EL TRIGO Y LA SOYA UNA PAREJA QUE CONVERTIRA A LA COSTA DEL PERU EN UN GRANERO.
Estimados lectores y ganaderos de Agro Fórum, cuando vean en el mapa de Perú súmenle 22º mas a la Latitud del Perú por ejemplo si ve 8º es que es 30º de Latitud Sur, o si ve 12º es que es 36º grados de Latitud Sur.
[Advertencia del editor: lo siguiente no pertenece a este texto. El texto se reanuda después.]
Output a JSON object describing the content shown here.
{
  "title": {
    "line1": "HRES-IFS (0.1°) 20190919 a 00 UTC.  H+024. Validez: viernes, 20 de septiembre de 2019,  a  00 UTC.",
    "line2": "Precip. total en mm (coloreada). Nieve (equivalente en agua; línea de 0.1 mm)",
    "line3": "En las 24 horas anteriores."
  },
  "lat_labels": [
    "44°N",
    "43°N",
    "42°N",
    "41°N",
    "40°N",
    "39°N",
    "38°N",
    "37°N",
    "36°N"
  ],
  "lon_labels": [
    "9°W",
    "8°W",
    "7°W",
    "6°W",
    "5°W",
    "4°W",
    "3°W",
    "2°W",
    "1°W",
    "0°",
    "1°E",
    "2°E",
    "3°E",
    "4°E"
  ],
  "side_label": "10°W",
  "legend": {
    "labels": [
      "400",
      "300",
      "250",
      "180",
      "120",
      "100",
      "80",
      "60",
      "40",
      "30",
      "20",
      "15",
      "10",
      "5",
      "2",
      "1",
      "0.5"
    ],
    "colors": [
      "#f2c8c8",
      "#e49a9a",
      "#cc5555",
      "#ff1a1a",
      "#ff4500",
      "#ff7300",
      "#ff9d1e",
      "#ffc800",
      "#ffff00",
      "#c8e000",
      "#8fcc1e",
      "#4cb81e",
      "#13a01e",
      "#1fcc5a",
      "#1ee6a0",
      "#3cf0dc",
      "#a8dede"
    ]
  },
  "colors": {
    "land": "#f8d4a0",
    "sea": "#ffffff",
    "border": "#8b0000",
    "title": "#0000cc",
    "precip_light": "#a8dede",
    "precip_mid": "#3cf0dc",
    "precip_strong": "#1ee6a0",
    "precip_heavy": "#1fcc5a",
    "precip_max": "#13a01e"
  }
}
Las ISOTERMAS en las que esta situada la región costera del Perú en su gran mayoría pertenece a las REGIONES DE CLIMA TEMPLADO 21º a 17.5º de Temperatura media anual.
El trigo y la soya crecerían bien a partir de la costa del departamento de costa de Lambayeque.
PRODUCCION DE TRIGO EN LA COSTA PERUANA:
Lambayeque 3 TM /ha. costa de Lima 5 TM/ha. costa de Arequipa 7 TM/ha. costa de Tacna 12 TM/ha.
Asociando el cultivo del trigo y la soya en los meses de invierno y de verano.
El primer paso seria sembrar soya en primavera entre Octubre y Noviembre, luego de la cosecha de soya entre otoño entre Abril y Mayo y con la tierra perfectamente FERTILIZADA por la soya, se procedería a sembrar el trigo en los meses de Mayo a Junio.
Continuando con este precioso ciclo entre una leguminosa y un cereal, procederíamos nuevamente con la siembra del trigo rey de los cereales y la soya su compañera.
Con estas buenas practicas agrícolas contribuiremos a rescatar de la SALINIZACION provocados por la indiscriminada siembra de arroz en los suelos de la costa del Perú y contribuiremos a la mejor calidad de vida de nuestros agricultores.
*El desecho de la cosecha de cereales y leguminosas es un buen pienso para el ganado.
MUCHAS GRACIAS

----------


## juancito20006

interesante y muy buen dato

----------


## rochan

lucuma

----------